"When nostalgia invades me on those lonely Sunday afternoons, I can not help but wonder
What would I have said to you that day, knowing it was the last time I would see you?
Would I confessed that I loved you with all my soul? That, in spite of how hateful and carelessness I sometimes was with you, I care too much about you? Or would I just have held you tightly, seized by so many feelings that I accumulated during that last couple of years?

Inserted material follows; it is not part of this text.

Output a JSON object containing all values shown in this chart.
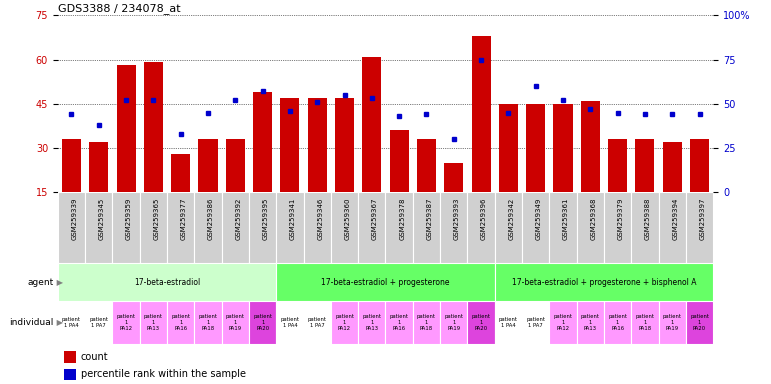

But above all I wonder if my actions have changed anything? Because I know you never held any grudges against me. That just was not you ... No ... you gave me your usual peaceful smile and gently took my hand, saying goodbye.
Although, of course, I still did not know that."

"Cuando la nostalgia me invade en esas solitarias tardes de domingo, no puedo evitar preguntarme
¿Qué te habría dicho aquel día, de saber que era la último que te veía?
¿Te habría confesado que te quería con toda mi alma? ¿Que, a pesar de lo odiosa y displicente que era a veces contigo, me importabas demasiado? ¿O tan sólo me habría limitado a abrazarte con fuerza, embargada por tantos sentimientos que acumulé durante ese último par de años?
Pero sobre todo me pregunto ¿habrían mis acciones cambiado algo? Porque sé que nunca guardaste ningún rencor contra mi. Eso simplemente no iba contigo... No... me regalaste tu sonrisa pacífica de siempre y tomaste suavemente mi mano, despidiéndote. Aunque, por supuesto, eso yo aún no lo sabía".